South Carolina's Senate passed legislation Tuesday to remove the Confederate battle flag from the state house, where it has flown for five decades despite being viewed by many as a symbol of slavery.
A bill to banish the flag from the Capitol grounds to a museum easily passed a third and final vote in the Senate by a 36-3 margin and is now headed for debate in the state's House of Representatives.
The legislation, deemed a non-starter only months ago, has garnered strong bipartisan support after the June 17 killings of nine African-American churchgoers during Bible study at Emanuel African Methodist Episcopal church in the port city of Charleston, about two hours south of the state capital Columbia. Photos of the white man charged in the shooting showed him posing with the flag on a website that also carried a racist manifesto.

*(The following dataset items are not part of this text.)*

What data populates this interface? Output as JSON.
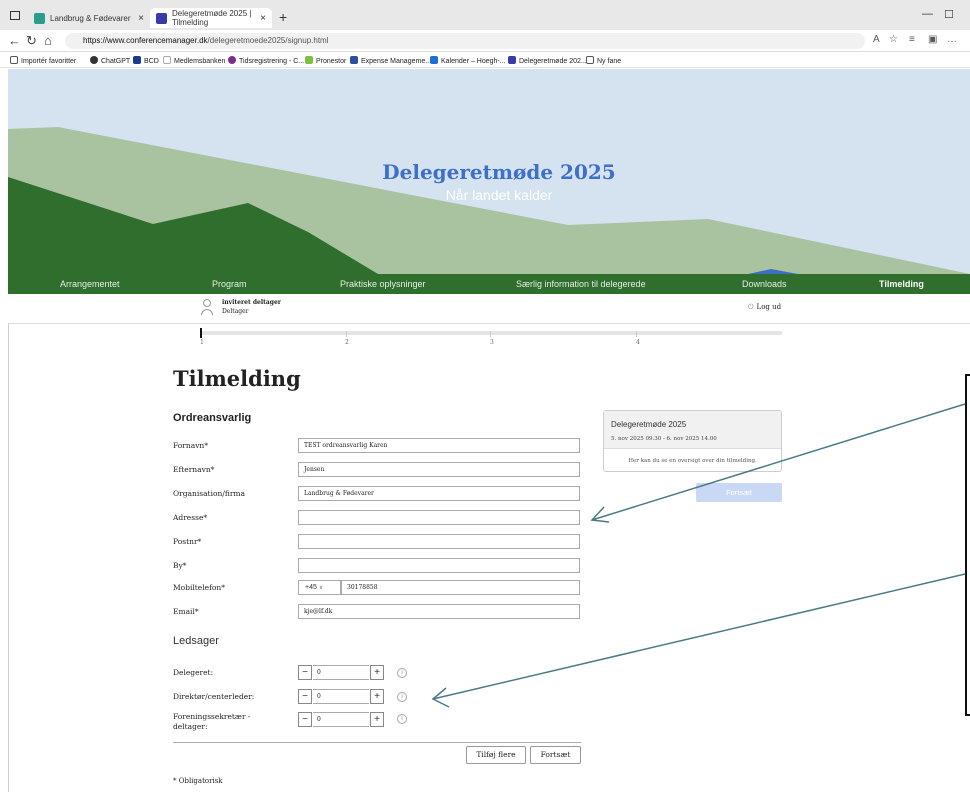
{
  "browser": {
    "tabs": [
      {
        "label": "Landbrug & Fødevarer",
        "active": false
      },
      {
        "label": "Delegeretmøde 2025 | Tilmelding",
        "active": true
      }
    ],
    "url_host": "https://www.conferencemanager.dk",
    "url_path": "/delegeretmoede2025/signup.html",
    "bookmarks": [
      "Importér favoritter",
      "ChatGPT",
      "BCD",
      "Medlemsbanken",
      "Tidsregistrering - C...",
      "Pronestor",
      "Expense Manageme...",
      "Kalender – Hoegh-...",
      "Delegeretmøde 202...",
      "Ny fane"
    ]
  },
  "hero": {
    "title": "Delegeretmøde 2025",
    "subtitle": "Når landet kalder"
  },
  "nav": {
    "items": [
      "Arrangementet",
      "Program",
      "Praktiske oplysninger",
      "Særlig information til delegerede",
      "Downloads",
      "Tilmelding"
    ],
    "active": "Tilmelding"
  },
  "user": {
    "name": "inviteret deltager",
    "role": "Deltager",
    "logout": "Log ud"
  },
  "steps": {
    "labels": [
      "1",
      "2",
      "3",
      "4"
    ],
    "current": 1
  },
  "page": {
    "title": "Tilmelding",
    "section_orderer": "Ordreansvarlig",
    "section_companions": "Ledsager",
    "required_note": "* Obligatorisk"
  },
  "form": {
    "fornavn": {
      "label": "Fornavn*",
      "value": "TEST ordreansvarlig Karen"
    },
    "efternavn": {
      "label": "Efternavn*",
      "value": "Jensen"
    },
    "organisation": {
      "label": "Organisation/firma",
      "value": "Landbrug & Fødevarer"
    },
    "adresse": {
      "label": "Adresse*",
      "value": ""
    },
    "postnr": {
      "label": "Postnr*",
      "value": ""
    },
    "by": {
      "label": "By*",
      "value": ""
    },
    "mobil": {
      "label": "Mobiltelefon*",
      "country_code": "+45",
      "value": "30178858"
    },
    "email": {
      "label": "Email*",
      "value": "kje@lf.dk"
    }
  },
  "companions": [
    {
      "label": "Delegeret:",
      "value": "0"
    },
    {
      "label": "Direktør/centerleder:",
      "value": "0"
    },
    {
      "label": "Foreningssekretær - deltager:",
      "value": "0"
    }
  ],
  "buttons": {
    "add_more": "Tilføj flere",
    "continue": "Fortsæt",
    "continue_summary": "Fortsæt"
  },
  "summary": {
    "title": "Delegeretmøde 2025",
    "dates": "5. nov 2025 09.30 - 6. nov 2025 14.00",
    "body": "Her kan du se en oversigt over din tilmelding."
  },
  "colors": {
    "nav_green": "#2f6e2d",
    "hero_sky": "#d5e2f0",
    "title_blue": "#3e6fc9",
    "annotation_arrow": "#4a7a86"
  }
}
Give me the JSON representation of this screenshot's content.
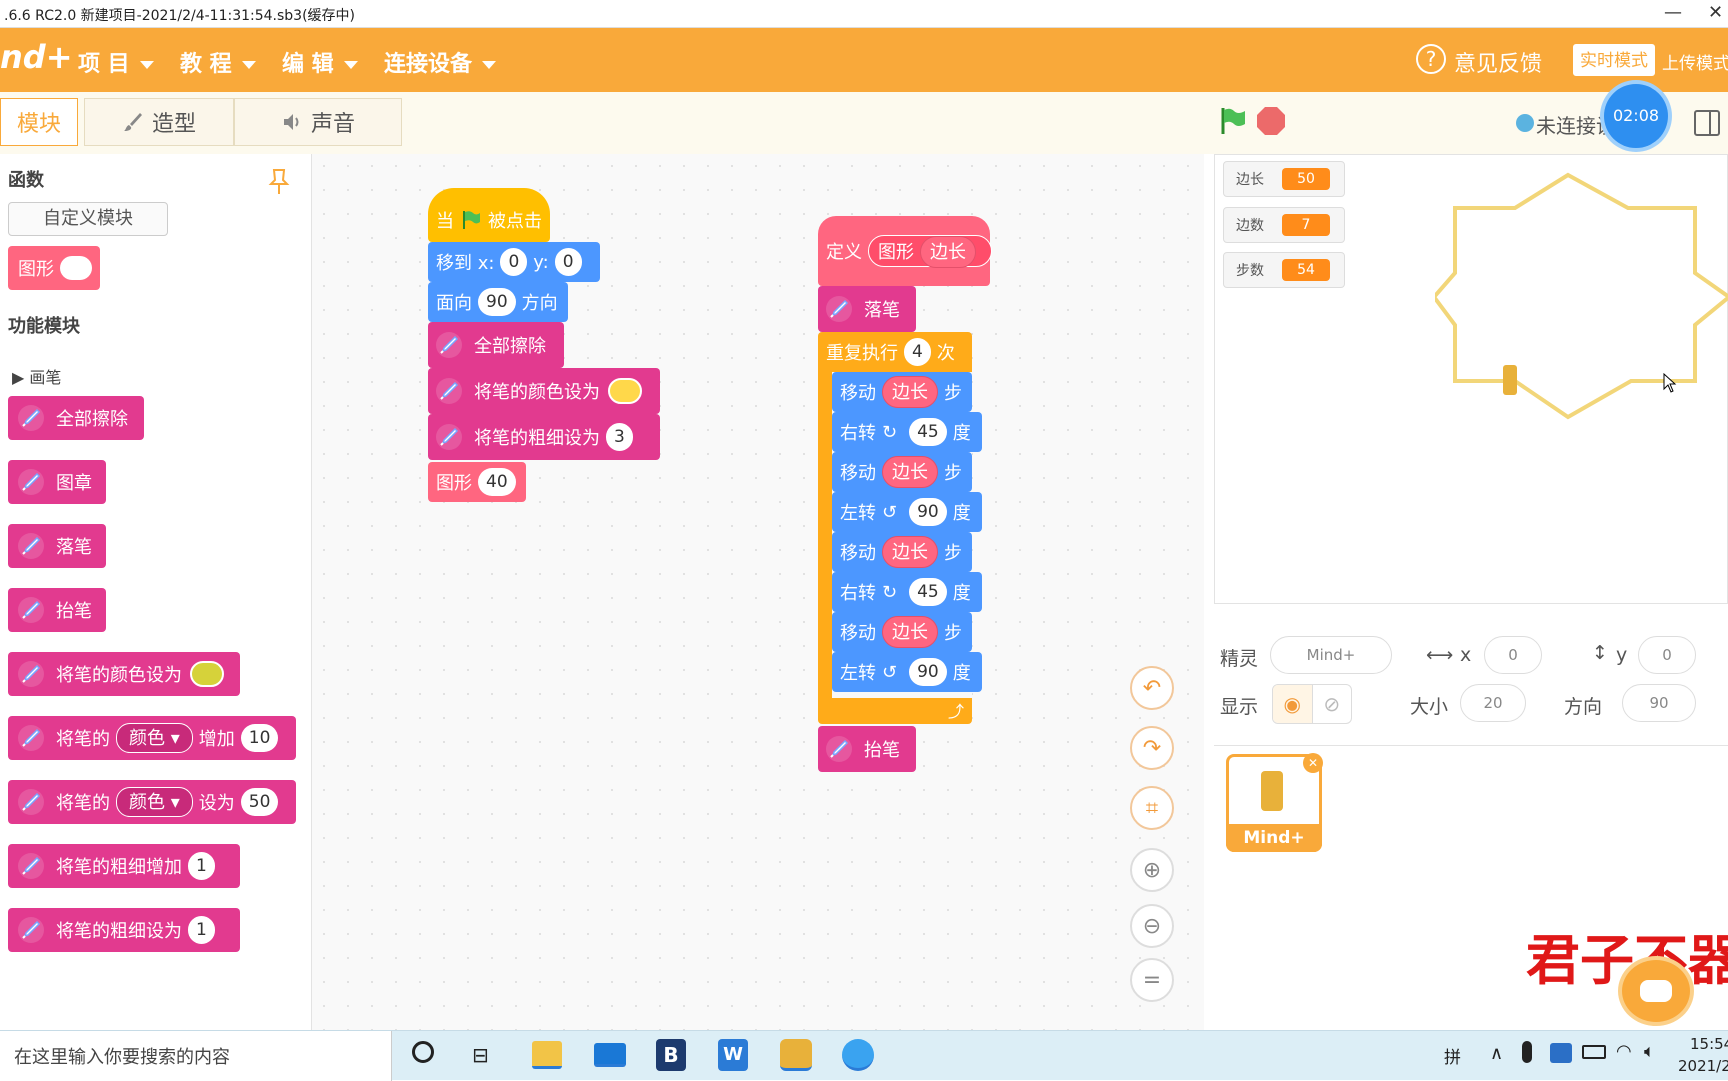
{
  "window": {
    "title": ".6.6 RC2.0   新建项目-2021/2/4-11:31:54.sb3(缓存中)",
    "minimize": "—",
    "close": "✕"
  },
  "menubar": {
    "logo": "nd+",
    "items": [
      "项 目",
      "教 程",
      "编 辑",
      "连接设备"
    ],
    "feedback": "意见反馈",
    "mode_live": "实时模式",
    "mode_upload": "上传模式"
  },
  "tabs": {
    "blocks": "模块",
    "costumes": "造型",
    "sounds": "声音"
  },
  "palette": {
    "functions_header": "函数",
    "custom_block_button": "自定义模块",
    "shape_block": "图形",
    "modules_header": "功能模块",
    "pen_category": "画笔",
    "blocks": {
      "clear": "全部擦除",
      "stamp": "图章",
      "pen_down": "落笔",
      "pen_up": "抬笔",
      "set_color": "将笔的颜色设为",
      "change_param": {
        "prefix": "将笔的",
        "dropdown": "颜色",
        "suffix": "增加",
        "value": "10"
      },
      "set_param": {
        "prefix": "将笔的",
        "dropdown": "颜色",
        "suffix": "设为",
        "value": "50"
      },
      "change_size": {
        "label": "将笔的粗细增加",
        "value": "1"
      },
      "set_size": {
        "label": "将笔的粗细设为",
        "value": "1"
      }
    }
  },
  "script1": {
    "hat": {
      "pre": "当",
      "post": "被点击"
    },
    "goto": {
      "label": "移到 x:",
      "x": "0",
      "ylabel": "y:",
      "y": "0"
    },
    "point": {
      "label": "面向",
      "value": "90",
      "suffix": "方向"
    },
    "clear": "全部擦除",
    "setcolor": "将笔的颜色设为",
    "setsize": {
      "label": "将笔的粗细设为",
      "value": "3"
    },
    "call": {
      "label": "图形",
      "value": "40"
    }
  },
  "script2": {
    "define": {
      "label": "定义",
      "name": "图形",
      "param": "边长"
    },
    "pen_down": "落笔",
    "repeat": {
      "label": "重复执行",
      "value": "4",
      "suffix": "次"
    },
    "move_label": "移动",
    "move_param": "边长",
    "move_suffix": "步",
    "right_label": "右转",
    "right_value": "45",
    "left_label": "左转",
    "left_value": "90",
    "deg": "度",
    "pen_up": "抬笔"
  },
  "stage": {
    "status": "未连接设",
    "timer": "02:08",
    "variables": [
      {
        "name": "边长",
        "value": "50"
      },
      {
        "name": "边数",
        "value": "7"
      },
      {
        "name": "步数",
        "value": "54"
      }
    ]
  },
  "sprite_info": {
    "sprite_label": "精灵",
    "sprite_name": "Mind+",
    "x_label": "x",
    "x": "0",
    "y_label": "y",
    "y": "0",
    "show_label": "显示",
    "size_label": "大小",
    "size": "20",
    "dir_label": "方向",
    "dir": "90"
  },
  "sprite_list": [
    {
      "name": "Mind+"
    }
  ],
  "overlay_text": "君子不器",
  "taskbar": {
    "search_placeholder": "在这里输入你要搜索的内容",
    "ime": "拼",
    "time": "15:54",
    "date": "2021/2"
  },
  "colors": {
    "accent": "#f9a93a",
    "pen": "#e23a8f",
    "motion": "#4c97ff",
    "custom": "#ff6680",
    "control": "#ffab19",
    "events": "#ffbf00"
  }
}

Support for the flag has evaporated in a wave of sympathy for the victims and their families, who were widely acclaimed for expressing unconditional forgiveness for the shooter at his bond hearing less than 48 hours after the murders.

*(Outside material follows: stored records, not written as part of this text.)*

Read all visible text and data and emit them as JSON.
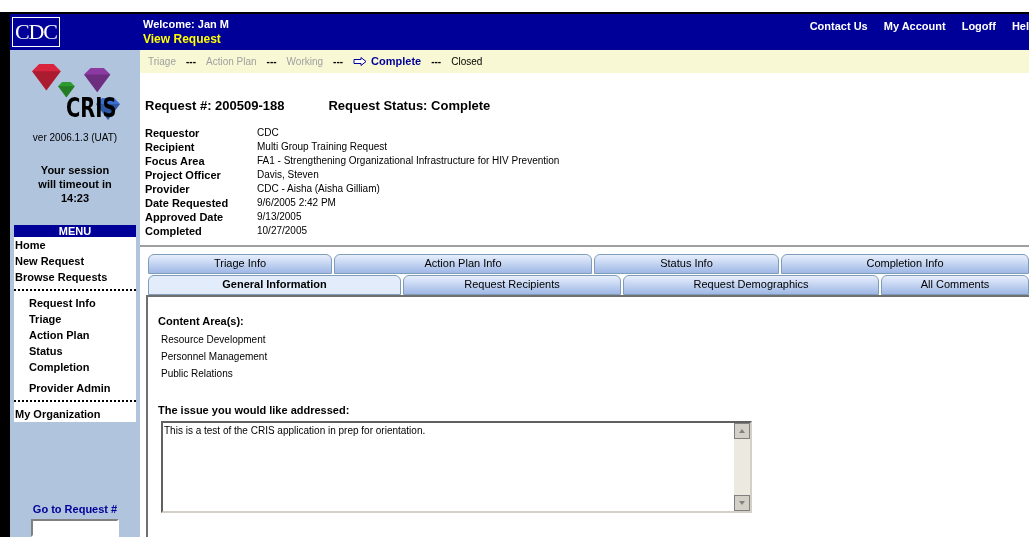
{
  "header": {
    "logo": "CDC",
    "welcome": "Welcome: Jan M",
    "page_title": "View Request",
    "links": [
      "Contact Us",
      "My Account",
      "Logoff",
      "Hel"
    ]
  },
  "workflow": {
    "steps": [
      {
        "label": "Triage",
        "selected": false,
        "disabled": true
      },
      {
        "label": "Action Plan",
        "selected": false,
        "disabled": true
      },
      {
        "label": "Working",
        "selected": false,
        "disabled": true
      },
      {
        "label": "Complete",
        "selected": true,
        "disabled": false
      },
      {
        "label": "Closed",
        "selected": false,
        "disabled": false
      }
    ],
    "separators": [
      "---",
      "---",
      "---",
      "---"
    ]
  },
  "sidebar": {
    "logo_text": "CRIS",
    "version": "ver 2006.1.3 (UAT)",
    "session": "Your session will timeout in 14:23",
    "menu_title": "MENU",
    "menu": [
      {
        "label": "Home",
        "kind": "top"
      },
      {
        "label": "New Request",
        "kind": "top"
      },
      {
        "label": "Browse Requests",
        "kind": "top"
      },
      {
        "kind": "divider"
      },
      {
        "label": "Request Info",
        "kind": "sub"
      },
      {
        "label": "Triage",
        "kind": "sub"
      },
      {
        "label": "Action Plan",
        "kind": "sub"
      },
      {
        "label": "Status",
        "kind": "sub"
      },
      {
        "label": "Completion",
        "kind": "sub"
      },
      {
        "label": "Provider Admin",
        "kind": "subgap"
      },
      {
        "kind": "divider"
      },
      {
        "label": "My Organization",
        "kind": "top"
      }
    ],
    "goto_label": "Go to Request #"
  },
  "request": {
    "number": "Request #: 200509-188",
    "status": "Request Status: Complete",
    "details": [
      {
        "label": "Requestor",
        "value": "CDC"
      },
      {
        "label": "Recipient",
        "value": "Multi Group Training Request"
      },
      {
        "label": "Focus Area",
        "value": "FA1 - Strengthening Organizational Infrastructure for HIV Prevention"
      },
      {
        "label": "Project Officer",
        "value": "Davis, Steven"
      },
      {
        "label": "Provider",
        "value": "CDC - Aisha (Aisha Gilliam)"
      },
      {
        "label": "Date Requested",
        "value": "9/6/2005 2:42 PM"
      },
      {
        "label": "Approved Date",
        "value": "9/13/2005"
      },
      {
        "label": "Completed",
        "value": "10/27/2005"
      }
    ]
  },
  "tabs": {
    "back_row": [
      {
        "label": "Triage Info",
        "selected": false
      },
      {
        "label": "Action Plan Info",
        "selected": false
      },
      {
        "label": "Status Info",
        "selected": false
      },
      {
        "label": "Completion Info",
        "selected": false
      }
    ],
    "front_row": [
      {
        "label": "General Information",
        "selected": true
      },
      {
        "label": "Request Recipients",
        "selected": false
      },
      {
        "label": "Request Demographics",
        "selected": false
      },
      {
        "label": "All Comments",
        "selected": false
      }
    ]
  },
  "panel": {
    "content_heading": "Content Area(s):",
    "content_areas": [
      "Resource Development",
      "Personnel Management",
      "Public Relations"
    ],
    "issue_heading": "The issue you would like addressed:",
    "issue_text": "This is a test of the CRIS application in prep for orientation."
  }
}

Several politicians say the shootings opened their eyes to the divisive nature of the flag and what it means to South Carolina's black population.
"The world changed on ... June 17, not only for the victims and their families, but the entire world took notice," said Senator Joel Lourie, a white Democrat.
"Let today be the beginning of a new story about the state of South Carolina ... a story of how we removed a symbol (and) helped heal a nation and a state in their mourning," he said on the Senate floor on Monday.
While most politicians recognize the flag is part of South Carolina's heritage, honoring those who died for the southern Confederacy in the U.S. Civil War, many agree it should not be flown in public places.
The bill may face a stiffer challenge in the House of Representatives but is still expected to pass and could be approved as early as Thursday. South Carolina's Republican governor, Nikki Haley, says she will remove the flag immediately if the law is passed.
The flag was raised atop the State House in 1961 in what critics say was a deliberate slap in the face to the black civil rights movement. It was moved in 2000 to a memorial for the Civil War dead that sits only yards from the entrance to the Capitol.